I think max7219 option is great. I have written code and simulated in proteus, works ok.
But I have only one question Is this good solution for industrial environment and my display could be 3 feet far from mega
I mean can SPI handle data at low speed upto distance of three feet without using line drivers?
Speed was not big concern. So i am using shiftout function instead of any library or spi hardware
Shielded 22 AWG twisted pair cables have capacitance in the range of 100-240 pF/m. So the maximum bus length of an I2C link is about 1 meter at 100 Kbaud, or 10 meters at 10 Kbaud. Unshielded cable typically has much less capacitance, but should only be used within an otherwise shielded enclosure.
For a given data rate, the maximum number of devices on the bus is limited by the capacitance on the SDA and SCL pins, and is also a function of the pull-up resistance values on the SDA and SCL lines. Using the 4.7k ohms pull-up values, the I2C port is capable of data transfer rates up to 100 kilobits per second with maximum bus loading of 170 picofarads (pF). Adding parallel 3.3K resistors to the SDA and SCL lines brings the equivalent pull-up resistance down to 2K, and allows 100 KHz signaling with bus capacitance as high as 400 pF.
Very different protocol (push/pull signals instead of open collector) so it has its own limitations.

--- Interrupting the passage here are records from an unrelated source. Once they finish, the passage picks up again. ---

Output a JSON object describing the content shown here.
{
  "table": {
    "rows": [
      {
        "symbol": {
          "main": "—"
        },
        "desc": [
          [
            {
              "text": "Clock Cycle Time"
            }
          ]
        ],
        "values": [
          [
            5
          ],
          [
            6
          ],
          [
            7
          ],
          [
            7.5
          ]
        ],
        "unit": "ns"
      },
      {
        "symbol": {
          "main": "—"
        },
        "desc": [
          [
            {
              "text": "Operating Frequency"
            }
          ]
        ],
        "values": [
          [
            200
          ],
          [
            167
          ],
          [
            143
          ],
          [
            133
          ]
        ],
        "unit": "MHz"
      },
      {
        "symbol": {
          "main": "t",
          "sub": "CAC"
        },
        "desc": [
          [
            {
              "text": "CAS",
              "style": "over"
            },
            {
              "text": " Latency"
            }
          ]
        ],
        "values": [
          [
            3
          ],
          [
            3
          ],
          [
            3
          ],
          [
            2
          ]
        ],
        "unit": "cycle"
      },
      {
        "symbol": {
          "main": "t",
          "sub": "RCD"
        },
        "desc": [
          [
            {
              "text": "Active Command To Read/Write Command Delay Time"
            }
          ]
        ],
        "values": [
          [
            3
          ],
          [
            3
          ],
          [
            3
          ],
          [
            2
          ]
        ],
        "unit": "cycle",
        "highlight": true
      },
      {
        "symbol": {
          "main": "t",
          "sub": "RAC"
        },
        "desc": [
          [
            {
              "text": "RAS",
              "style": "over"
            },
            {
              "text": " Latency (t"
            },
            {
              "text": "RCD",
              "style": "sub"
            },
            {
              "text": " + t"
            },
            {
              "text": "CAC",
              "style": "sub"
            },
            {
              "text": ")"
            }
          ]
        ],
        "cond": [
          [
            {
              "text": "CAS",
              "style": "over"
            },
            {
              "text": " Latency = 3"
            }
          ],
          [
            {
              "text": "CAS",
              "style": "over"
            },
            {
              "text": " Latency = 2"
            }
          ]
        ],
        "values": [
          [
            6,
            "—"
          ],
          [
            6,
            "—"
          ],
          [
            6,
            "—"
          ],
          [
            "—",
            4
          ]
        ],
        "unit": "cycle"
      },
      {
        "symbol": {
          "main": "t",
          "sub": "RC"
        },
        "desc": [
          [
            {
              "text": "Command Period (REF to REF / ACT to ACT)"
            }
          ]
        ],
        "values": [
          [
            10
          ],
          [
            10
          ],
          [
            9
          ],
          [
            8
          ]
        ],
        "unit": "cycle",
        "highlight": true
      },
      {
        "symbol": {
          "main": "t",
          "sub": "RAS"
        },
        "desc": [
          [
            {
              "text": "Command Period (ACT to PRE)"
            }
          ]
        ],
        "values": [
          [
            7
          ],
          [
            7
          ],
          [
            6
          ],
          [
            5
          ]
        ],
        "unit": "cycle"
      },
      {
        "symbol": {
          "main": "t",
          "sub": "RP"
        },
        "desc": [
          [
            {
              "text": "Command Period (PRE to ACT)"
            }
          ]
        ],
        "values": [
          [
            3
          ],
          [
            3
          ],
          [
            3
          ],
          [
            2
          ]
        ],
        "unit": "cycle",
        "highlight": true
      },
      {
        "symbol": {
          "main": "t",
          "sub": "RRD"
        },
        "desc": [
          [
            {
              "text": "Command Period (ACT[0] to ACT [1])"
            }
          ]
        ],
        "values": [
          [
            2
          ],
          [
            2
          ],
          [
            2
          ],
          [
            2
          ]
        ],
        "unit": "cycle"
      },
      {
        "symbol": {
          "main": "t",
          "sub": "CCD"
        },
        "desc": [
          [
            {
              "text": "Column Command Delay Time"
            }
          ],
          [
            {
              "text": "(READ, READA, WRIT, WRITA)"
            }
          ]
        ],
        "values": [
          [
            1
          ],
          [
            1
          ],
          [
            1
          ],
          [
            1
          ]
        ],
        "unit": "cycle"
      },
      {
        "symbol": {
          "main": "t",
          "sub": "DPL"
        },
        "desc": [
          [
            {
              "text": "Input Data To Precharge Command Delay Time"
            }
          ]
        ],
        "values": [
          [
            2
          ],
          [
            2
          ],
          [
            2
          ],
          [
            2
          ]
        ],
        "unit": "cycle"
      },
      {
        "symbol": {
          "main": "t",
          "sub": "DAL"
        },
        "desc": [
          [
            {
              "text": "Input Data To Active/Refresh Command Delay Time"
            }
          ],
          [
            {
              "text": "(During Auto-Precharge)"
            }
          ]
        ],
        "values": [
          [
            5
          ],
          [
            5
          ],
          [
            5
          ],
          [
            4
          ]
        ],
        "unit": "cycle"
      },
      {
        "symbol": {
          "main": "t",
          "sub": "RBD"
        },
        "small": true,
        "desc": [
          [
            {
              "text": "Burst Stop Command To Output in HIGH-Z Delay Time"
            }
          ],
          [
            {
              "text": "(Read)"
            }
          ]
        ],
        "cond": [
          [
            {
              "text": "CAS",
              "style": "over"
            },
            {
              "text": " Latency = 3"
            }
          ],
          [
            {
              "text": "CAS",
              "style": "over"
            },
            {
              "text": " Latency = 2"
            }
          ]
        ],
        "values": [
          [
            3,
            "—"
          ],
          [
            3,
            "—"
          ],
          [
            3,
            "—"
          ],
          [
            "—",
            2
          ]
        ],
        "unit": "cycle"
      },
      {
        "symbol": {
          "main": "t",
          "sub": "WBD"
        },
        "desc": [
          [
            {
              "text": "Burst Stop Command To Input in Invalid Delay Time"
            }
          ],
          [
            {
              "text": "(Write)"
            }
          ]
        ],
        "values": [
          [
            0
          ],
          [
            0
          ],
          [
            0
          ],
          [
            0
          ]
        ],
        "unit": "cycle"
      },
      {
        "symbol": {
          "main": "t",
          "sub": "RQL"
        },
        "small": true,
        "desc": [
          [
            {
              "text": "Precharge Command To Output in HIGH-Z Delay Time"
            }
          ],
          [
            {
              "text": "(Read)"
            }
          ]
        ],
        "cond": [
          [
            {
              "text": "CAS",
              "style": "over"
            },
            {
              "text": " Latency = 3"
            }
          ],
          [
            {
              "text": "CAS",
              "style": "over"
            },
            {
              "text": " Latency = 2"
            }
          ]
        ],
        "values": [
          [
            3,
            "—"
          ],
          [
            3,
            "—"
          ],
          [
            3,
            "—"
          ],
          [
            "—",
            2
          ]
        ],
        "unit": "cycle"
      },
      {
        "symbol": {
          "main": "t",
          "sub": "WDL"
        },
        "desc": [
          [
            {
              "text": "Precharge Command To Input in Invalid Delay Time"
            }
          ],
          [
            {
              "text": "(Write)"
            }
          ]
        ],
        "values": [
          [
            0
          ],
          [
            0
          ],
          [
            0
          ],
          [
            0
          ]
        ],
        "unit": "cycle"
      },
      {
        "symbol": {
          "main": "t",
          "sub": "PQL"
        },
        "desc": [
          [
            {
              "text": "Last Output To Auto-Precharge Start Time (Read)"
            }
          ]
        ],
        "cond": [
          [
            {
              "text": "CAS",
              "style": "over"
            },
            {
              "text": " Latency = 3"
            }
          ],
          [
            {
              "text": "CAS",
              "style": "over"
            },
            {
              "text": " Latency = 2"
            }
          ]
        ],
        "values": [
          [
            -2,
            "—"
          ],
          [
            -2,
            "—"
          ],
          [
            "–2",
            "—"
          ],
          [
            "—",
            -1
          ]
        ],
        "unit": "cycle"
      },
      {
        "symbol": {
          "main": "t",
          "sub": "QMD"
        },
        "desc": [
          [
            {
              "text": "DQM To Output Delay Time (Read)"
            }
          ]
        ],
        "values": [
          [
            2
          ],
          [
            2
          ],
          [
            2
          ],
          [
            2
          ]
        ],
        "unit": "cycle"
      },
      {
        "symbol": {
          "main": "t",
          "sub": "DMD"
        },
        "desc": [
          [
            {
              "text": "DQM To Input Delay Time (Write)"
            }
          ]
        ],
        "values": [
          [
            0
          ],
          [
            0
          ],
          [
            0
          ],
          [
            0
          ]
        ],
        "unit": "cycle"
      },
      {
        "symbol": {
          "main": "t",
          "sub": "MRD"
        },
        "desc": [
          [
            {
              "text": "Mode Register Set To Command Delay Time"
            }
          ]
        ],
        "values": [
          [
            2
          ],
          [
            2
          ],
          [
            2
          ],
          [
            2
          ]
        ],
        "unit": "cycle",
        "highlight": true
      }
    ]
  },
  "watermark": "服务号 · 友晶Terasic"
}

Bus capacitance is of course the main parameter, as explained a.o. here.
wolframore:
I thought we were discussing freeing up pins by utilizing I2C? I'm still in the that's the easiest and best solution for this project.
My Main concern was not less pins but solution in which most of multiplexing load is not on microcontroller and is more resilient to noise and I think MAX7219 is best. What do you say?
I ordered the components but got wrong ones, I will test my circuit with MAX7219 and two 4-digit segments and will update its performance in industrial environment with 3 feet cable.